Smetto quando voglio: laurea ad honorem alla banda dei cervelloni
Di smettere, in realtà, non sembrano averne una gran voglia: lo vedi subito che si divertono troppo per prendere e mollare. Ma pare andrà così: che questo, il terzo atto, sarà anche l'ultimo. Perché lo sanno pure loro: che è un attimo ripetersi e diventare maniera, imitazione di se stessi, formula stanca (per quanto esatta) di un medesimo risultato. Ma di certo va detto che il dream team targato Sibilia di meriti non ne ha pochi: ad esempio, quello di avere creato un brand, un marchio riconoscibile, riportando linfa e vitalità a un cinema medio altrimenti esangue. Sono l'Ocean's de noantri, la banda del buco dei cervelloni: ma se alla fine il bottino della trilogia supererà tranquillamente i 10 milioni di euro, non si può dire che abbiano derubato o truffato nessuno.
Simpatico ma non troppo zuccherato, <Smetto quando voglio-Ad honorem>, riunita la banda per una mission impossible (salvare la Sapienza da un attentato terroristico...), si esalta nella felice commistione di generi (commedia, prison movie, film d'<evasione>) che in un modo o nell'altro aveva già contraddistinto anche gli altri due capitoli della saga: Sibilia conosce la materia, dimostra una non banale professionalità (come nelle scene spettacolari, sempre ben risolte: vedi quell'inizio niente male, subito nel vivo) e supera l'esame anche stavolta.

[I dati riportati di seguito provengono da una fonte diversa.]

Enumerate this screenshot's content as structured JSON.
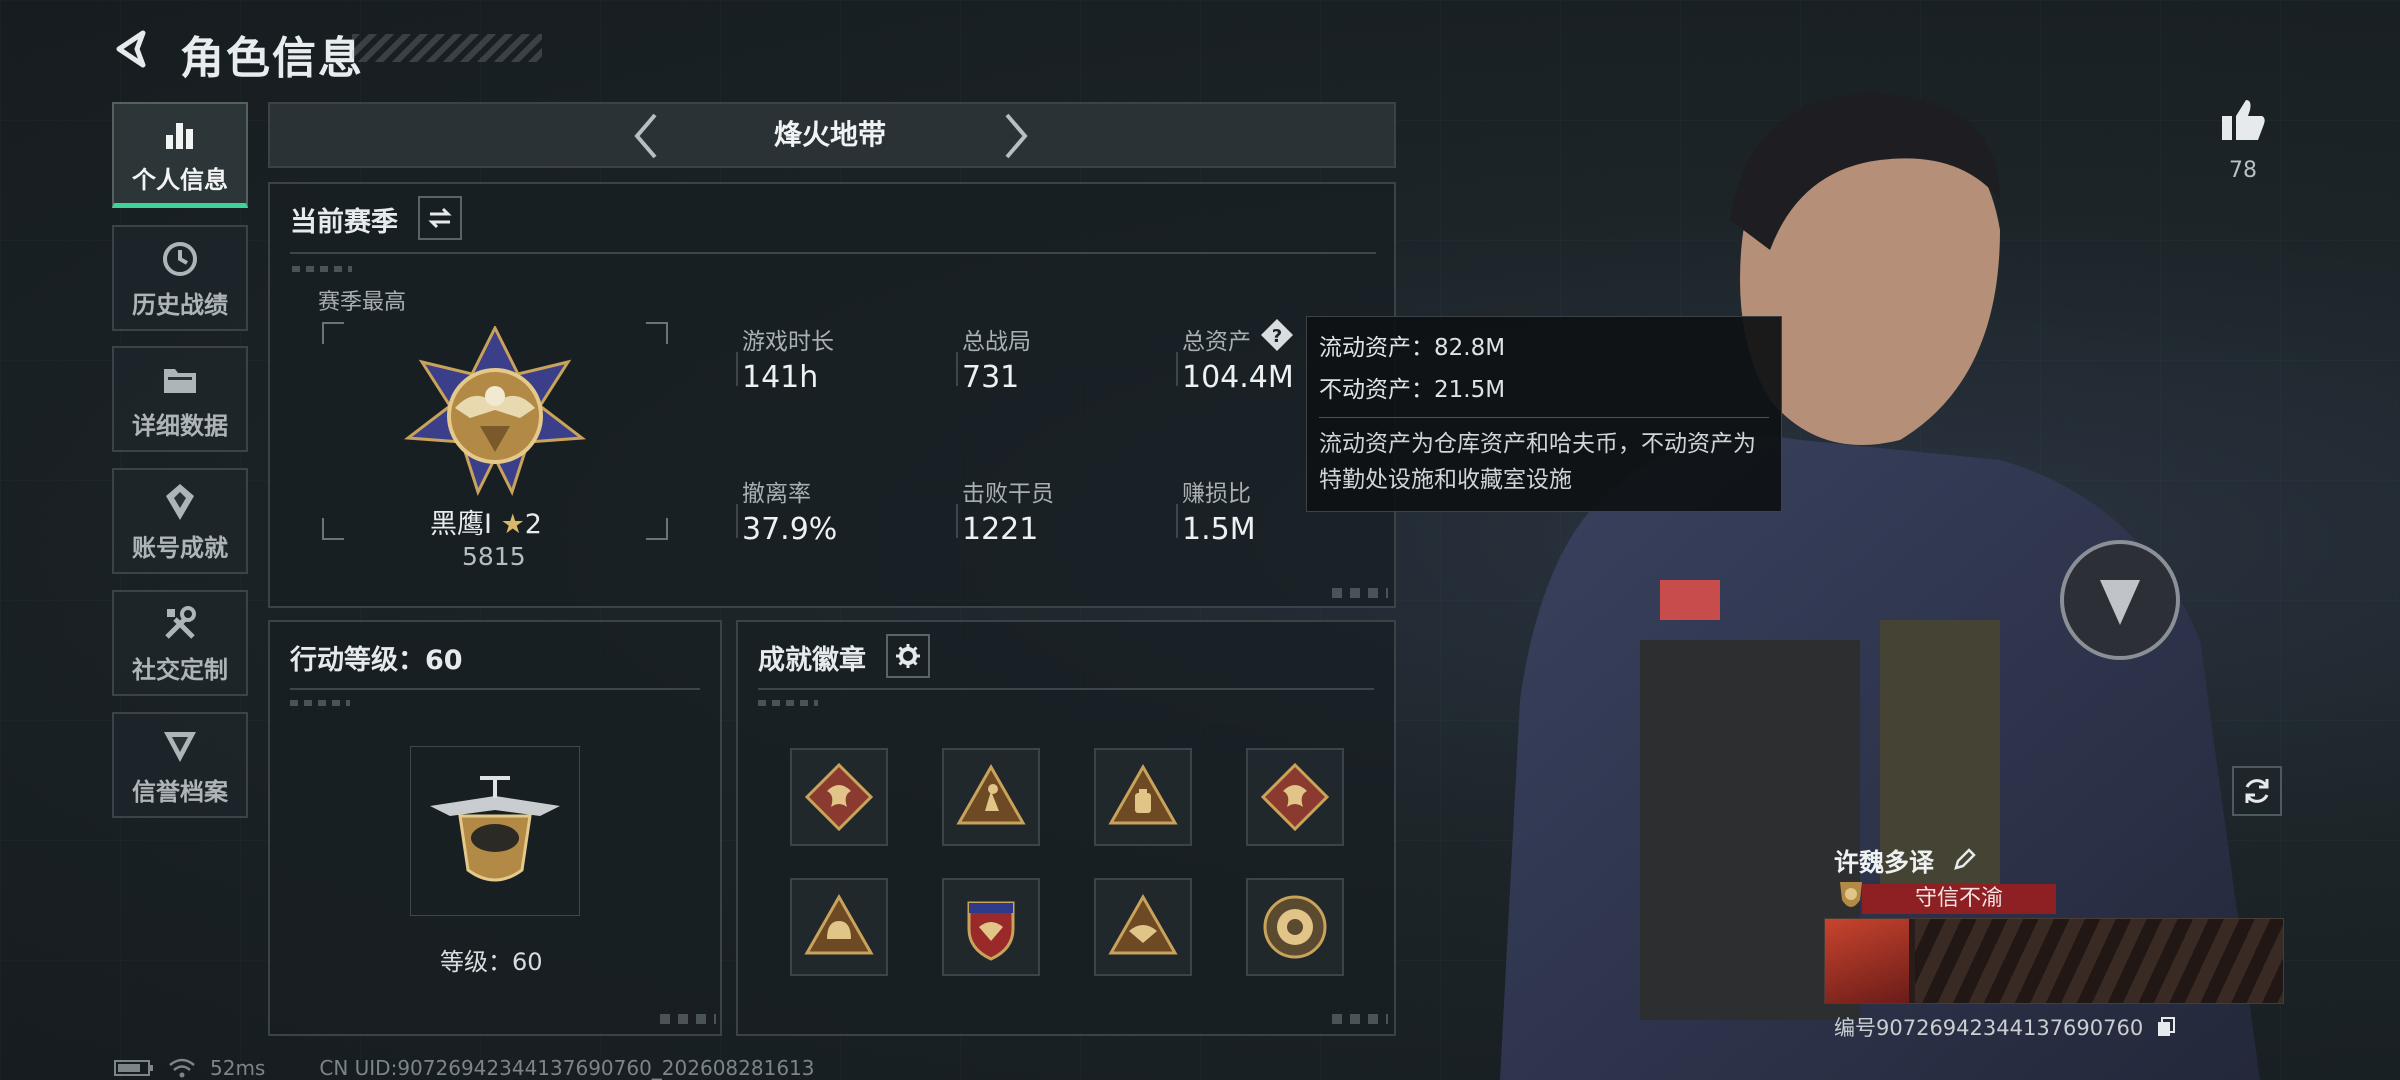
{
  "header": {
    "title": "角色信息"
  },
  "sidebar": {
    "items": [
      {
        "label": "个人信息",
        "icon": "bar-chart-icon",
        "active": true
      },
      {
        "label": "历史战绩",
        "icon": "history-clock-icon",
        "active": false
      },
      {
        "label": "详细数据",
        "icon": "folder-icon",
        "active": false
      },
      {
        "label": "账号成就",
        "icon": "achievement-icon",
        "active": false
      },
      {
        "label": "社交定制",
        "icon": "tools-icon",
        "active": false
      },
      {
        "label": "信誉档案",
        "icon": "shield-emblem-icon",
        "active": false
      }
    ]
  },
  "mode_tab": {
    "title": "烽火地带"
  },
  "season": {
    "title": "当前赛季",
    "best_label": "赛季最高",
    "rank_name": "黑鹰I",
    "rank_stars": "2",
    "rank_points": "5815",
    "stats": [
      {
        "label": "游戏时长",
        "value": "141h"
      },
      {
        "label": "总战局",
        "value": "731"
      },
      {
        "label": "总资产",
        "value": "104.4M"
      },
      {
        "label": "撤离率",
        "value": "37.9%"
      },
      {
        "label": "击败干员",
        "value": "1221"
      },
      {
        "label": "赚损比",
        "value": "1.5M"
      }
    ]
  },
  "tooltip": {
    "liquid": "流动资产：82.8M",
    "fixed": "不动资产：21.5M",
    "desc": "流动资产为仓库资产和哈夫币，不动资产为特勤处设施和收藏室设施"
  },
  "action_level": {
    "title": "行动等级：60",
    "level_label": "等级：60"
  },
  "badges": {
    "title": "成就徽章",
    "items": [
      "dragon-badge-icon",
      "triangle-figure-badge-icon",
      "triangle-backpack-badge-icon",
      "dragon-badge-icon",
      "triangle-helmet-badge-icon",
      "shield-eagle-badge-icon",
      "triangle-eagle-badge-icon",
      "round-emblem-badge-icon"
    ]
  },
  "character": {
    "likes": "78",
    "name": "许魏多译",
    "title": "守信不渝",
    "uid": "编号9072694234413769076​0"
  },
  "status": {
    "ping": "52ms",
    "uid_line": "CN UID:90726942344137690760_202608281613"
  },
  "colors": {
    "accent": "#3fd39a",
    "title_badge": "#8e1f22",
    "gold": "#c9a35a"
  }
}
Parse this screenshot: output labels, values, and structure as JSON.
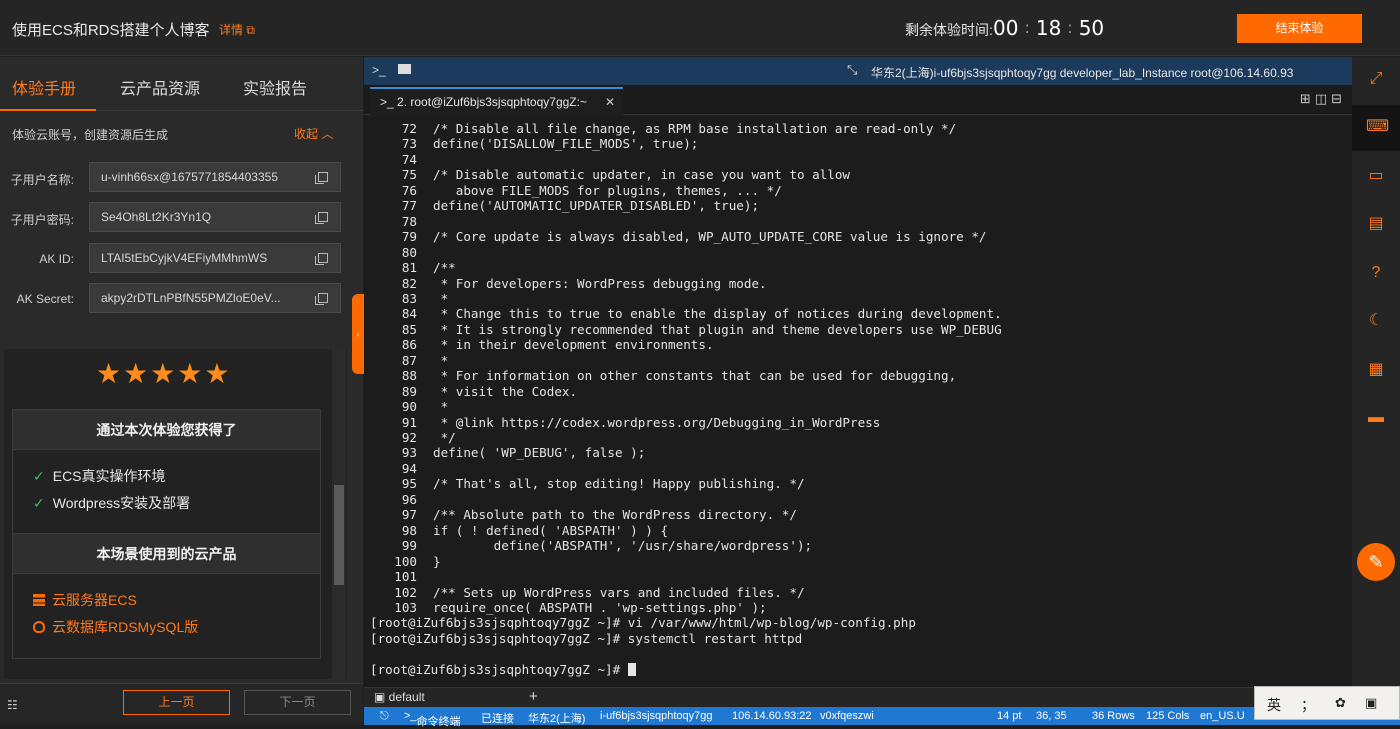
{
  "header": {
    "title": "使用ECS和RDS搭建个人博客",
    "detail_link": "详情",
    "timer_label": "剩余体验时间:",
    "timer": {
      "h": "00",
      "m": "18",
      "s": "50"
    },
    "end_button": "结束体验"
  },
  "left_tabs": [
    "体验手册",
    "云产品资源",
    "实验报告"
  ],
  "account": {
    "header": "体验云账号，创建资源后生成",
    "collapse": "收起",
    "fields": [
      {
        "label": "子用户名称:",
        "value": "u-vinh66sx@1675771854403355"
      },
      {
        "label": "子用户密码:",
        "value": "Se4Oh8Lt2Kr3Yn1Q"
      },
      {
        "label": "AK ID:",
        "value": "LTAI5tEbCyjkV4EFiyMMhmWS"
      },
      {
        "label": "AK Secret:",
        "value": "akpy2rDTLnPBfN55PMZloE0eV..."
      }
    ]
  },
  "guide": {
    "stars": "★★★★★",
    "gained_title": "通过本次体验您获得了",
    "gained_items": [
      "ECS真实操作环境",
      "Wordpress安装及部署"
    ],
    "products_title": "本场景使用到的云产品",
    "products": [
      "云服务器ECS",
      "云数据库RDSMySQL版"
    ]
  },
  "pager": {
    "prev": "上一页",
    "next": "下一页"
  },
  "terminal": {
    "top_info": "华东2(上海)i-uf6bjs3sjsqphtoqy7gg   developer_lab_Instance   root@106.14.60.93",
    "tab_label": "2. root@iZuf6bjs3sjsqphtoqy7ggZ:~",
    "lines": [
      {
        "n": "72",
        "t": "/* Disable all file change, as RPM base installation are read-only */"
      },
      {
        "n": "73",
        "t": "define('DISALLOW_FILE_MODS', true);"
      },
      {
        "n": "74",
        "t": ""
      },
      {
        "n": "75",
        "t": "/* Disable automatic updater, in case you want to allow"
      },
      {
        "n": "76",
        "t": "   above FILE_MODS for plugins, themes, ... */"
      },
      {
        "n": "77",
        "t": "define('AUTOMATIC_UPDATER_DISABLED', true);"
      },
      {
        "n": "78",
        "t": ""
      },
      {
        "n": "79",
        "t": "/* Core update is always disabled, WP_AUTO_UPDATE_CORE value is ignore */"
      },
      {
        "n": "80",
        "t": ""
      },
      {
        "n": "81",
        "t": "/**"
      },
      {
        "n": "82",
        "t": " * For developers: WordPress debugging mode."
      },
      {
        "n": "83",
        "t": " *"
      },
      {
        "n": "84",
        "t": " * Change this to true to enable the display of notices during development."
      },
      {
        "n": "85",
        "t": " * It is strongly recommended that plugin and theme developers use WP_DEBUG"
      },
      {
        "n": "86",
        "t": " * in their development environments."
      },
      {
        "n": "87",
        "t": " *"
      },
      {
        "n": "88",
        "t": " * For information on other constants that can be used for debugging,"
      },
      {
        "n": "89",
        "t": " * visit the Codex."
      },
      {
        "n": "90",
        "t": " *"
      },
      {
        "n": "91",
        "t": " * @link https://codex.wordpress.org/Debugging_in_WordPress"
      },
      {
        "n": "92",
        "t": " */"
      },
      {
        "n": "93",
        "t": "define( 'WP_DEBUG', false );"
      },
      {
        "n": "94",
        "t": ""
      },
      {
        "n": "95",
        "t": "/* That's all, stop editing! Happy publishing. */"
      },
      {
        "n": "96",
        "t": ""
      },
      {
        "n": "97",
        "t": "/** Absolute path to the WordPress directory. */"
      },
      {
        "n": "98",
        "t": "if ( ! defined( 'ABSPATH' ) ) {"
      },
      {
        "n": "99",
        "t": "        define('ABSPATH', '/usr/share/wordpress');"
      },
      {
        "n": "100",
        "t": "}"
      },
      {
        "n": "101",
        "t": ""
      },
      {
        "n": "102",
        "t": "/** Sets up WordPress vars and included files. */"
      },
      {
        "n": "103",
        "t": "require_once( ABSPATH . 'wp-settings.php' );"
      }
    ],
    "shell_lines": [
      "[root@iZuf6bjs3sjsqphtoqy7ggZ ~]# vi /var/www/html/wp-blog/wp-config.php",
      "[root@iZuf6bjs3sjsqphtoqy7ggZ ~]# systemctl restart httpd",
      "",
      "[root@iZuf6bjs3sjsqphtoqy7ggZ ~]# "
    ],
    "session_tab": "default"
  },
  "statusbar": {
    "cmd": "命令终端",
    "connected": "已连接",
    "region": "华东2(上海)",
    "instance": "i-uf6bjs3sjsqphtoqy7gg",
    "ip": "106.14.60.93:22",
    "session": "v0xfqeszwi",
    "font": "14 pt",
    "pos": "36, 35",
    "rows": "36 Rows",
    "cols": "125 Cols",
    "locale": "en_US.U"
  },
  "ime": {
    "lang": "英",
    "punct": "；"
  }
}
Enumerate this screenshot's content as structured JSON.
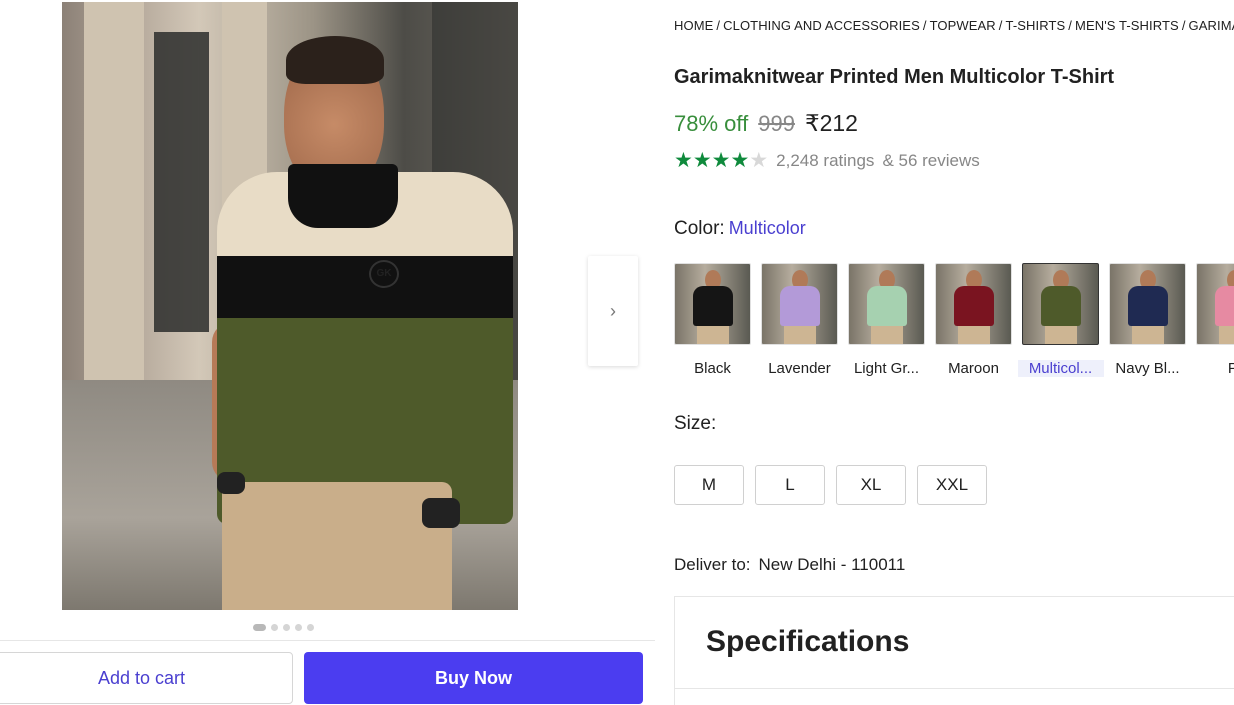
{
  "breadcrumb": [
    "HOME",
    "CLOTHING AND ACCESSORIES",
    "TOPWEAR",
    "T-SHIRTS",
    "MEN'S T-SHIRTS",
    "GARIMAKNITWEAR T-SHIRTS"
  ],
  "product": {
    "title": "Garimaknitwear Printed Men Multicolor T-Shirt",
    "discount": "78% off",
    "mrp": "999",
    "price": "₹212",
    "rating": 4,
    "rating_max": 5,
    "ratings_text": "2,248 ratings",
    "reviews_text": "& 56 reviews",
    "logo_text": "GK"
  },
  "gallery": {
    "next_icon": "›",
    "dot_count": 5,
    "active_dot": 0
  },
  "color": {
    "label": "Color:",
    "selected": "Multicolor",
    "options": [
      {
        "name": "Black",
        "shirt": "#151515"
      },
      {
        "name": "Lavender",
        "shirt": "#b39ad8"
      },
      {
        "name": "Light Gr...",
        "shirt": "#a6d1b0"
      },
      {
        "name": "Maroon",
        "shirt": "#7a1420"
      },
      {
        "name": "Multicol...",
        "shirt": "#4e5a2a",
        "selected": true
      },
      {
        "name": "Navy Bl...",
        "shirt": "#1f2a52"
      },
      {
        "name": "Pi",
        "shirt": "#e68aa2"
      }
    ]
  },
  "size": {
    "label": "Size:",
    "options": [
      "M",
      "L",
      "XL",
      "XXL"
    ]
  },
  "delivery": {
    "label": "Deliver to:",
    "location": "New Delhi - 110011"
  },
  "specifications": {
    "title": "Specifications"
  },
  "actions": {
    "add_to_cart": "Add to cart",
    "buy_now": "Buy Now"
  },
  "colors": {
    "accent": "#4b3df0",
    "discount_green": "#388e3c",
    "star_green": "#0f8a3c"
  }
}
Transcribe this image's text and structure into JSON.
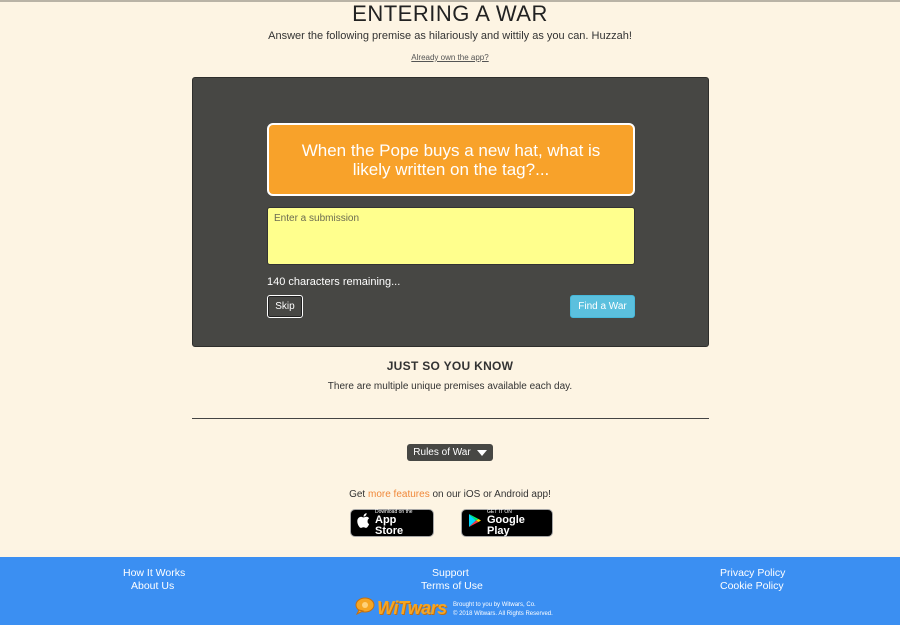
{
  "header": {
    "title": "ENTERING A WAR",
    "subtitle": "Answer the following premise as hilariously and wittily as you can. Huzzah!",
    "own_app_link": "Already own the app?"
  },
  "war": {
    "premise": "When the Pope buys a new hat, what is likely written on the tag?...",
    "submission_placeholder": "Enter a submission",
    "submission_value": "",
    "chars_remaining": "140 characters remaining...",
    "skip_label": "Skip",
    "find_label": "Find a War"
  },
  "info": {
    "heading": "JUST SO YOU KNOW",
    "text": "There are multiple unique premises available each day."
  },
  "rules": {
    "label": "Rules of War"
  },
  "promo": {
    "prefix": "Get ",
    "link": "more features",
    "suffix": " on our iOS or Android app!",
    "accent_color": "#f0883a",
    "app_store": {
      "small": "Download on the",
      "big": "App Store",
      "icon": "apple-icon"
    },
    "google_play": {
      "small": "GET IT ON",
      "big": "Google Play",
      "icon": "play-icon"
    }
  },
  "footer": {
    "how_it_works": "How It Works",
    "about_us": "About Us",
    "support": "Support",
    "terms": "Terms of Use",
    "privacy": "Privacy Policy",
    "cookie": "Cookie Policy",
    "logo_text": "WiTwars",
    "brought_by": "Brought to you by Witwars, Co.",
    "copyright": "© 2018 Witwars. All Rights Reserved.",
    "bg_color": "#3b8ff2"
  },
  "colors": {
    "page_bg": "#fdf4e3",
    "panel_bg": "#474744",
    "premise_bg": "#f8a22a",
    "submission_bg": "#ffff8d",
    "find_button": "#5bc0de"
  }
}
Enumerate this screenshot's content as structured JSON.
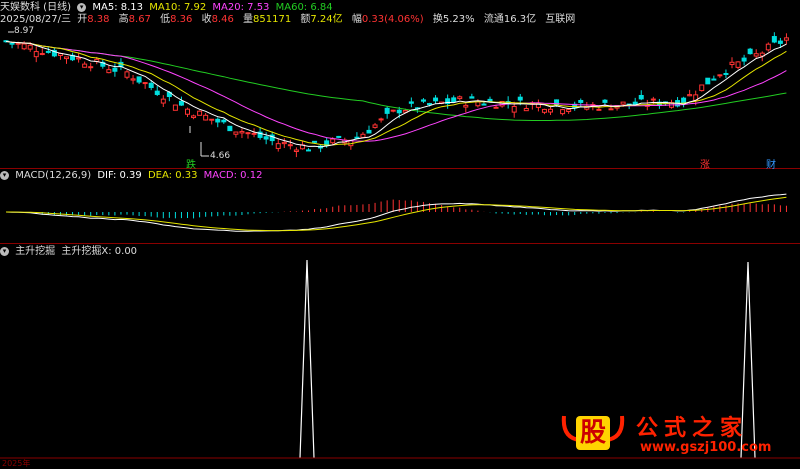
{
  "header": {
    "stock_name": "天娱数科 (日线)",
    "ma": [
      {
        "label": "MA5: 8.13",
        "color": "#ffffff"
      },
      {
        "label": "MA10: 7.92",
        "color": "#e6e600"
      },
      {
        "label": "MA20: 7.53",
        "color": "#ff44ff"
      },
      {
        "label": "MA60: 6.84",
        "color": "#22cc22"
      }
    ],
    "quote_date": "2025/08/27/三",
    "quote": [
      {
        "k": "开",
        "v": "8.38",
        "c": "#ff3333"
      },
      {
        "k": "高",
        "v": "8.67",
        "c": "#ff3333"
      },
      {
        "k": "低",
        "v": "8.36",
        "c": "#ff3333"
      },
      {
        "k": "收",
        "v": "8.46",
        "c": "#ff3333"
      },
      {
        "k": "量",
        "v": "851171",
        "c": "#e6e600"
      },
      {
        "k": "额",
        "v": "7.24亿",
        "c": "#e6e600"
      },
      {
        "k": "幅",
        "v": "0.33(4.06%)",
        "c": "#ff3333"
      },
      {
        "k": "换",
        "v": "5.23%",
        "c": "#e6e600"
      },
      {
        "k": "流通",
        "v": "16.3亿",
        "c": "#e6e600"
      }
    ],
    "link": "互联网"
  },
  "price_pane": {
    "high_label": "8.97",
    "low_label": "4.66",
    "marker_down": "跌",
    "marker_up": "涨",
    "marker_fin": "财"
  },
  "macd_pane": {
    "title": "MACD(12,26,9)",
    "dif": "DIF: 0.39",
    "dea": "DEA: 0.33",
    "macd": "MACD: 0.12"
  },
  "indicator_pane": {
    "title": "主升挖掘",
    "value_label": "主升挖掘X: 0.00",
    "x_tick": "2025年"
  },
  "watermark": {
    "badge": "股",
    "brand": "公式之家",
    "url": "www.gszj100.com"
  },
  "colors": {
    "up": "#ff3333",
    "down": "#00dddd",
    "ma5": "#ffffff",
    "ma10": "#e6e600",
    "ma20": "#ff44ff",
    "ma60": "#22cc22",
    "separator": "#8a0000"
  }
}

Non c'è lode, anche perché nel tempo un po' di originalità e freschezza (e qualche risata) è stata lasciata per strada: ma il cast ha sempre una gran bella chimica, lo spirito è goliardico ma (tra rimpasti di governo e fondi per la ricerca che non arrivano mai) non consolatorio, l'entusiasmo sincero. Ma Sibilia ha ragione: la sua università è finita. Se vuole fare il salto deve <smettere> adesso.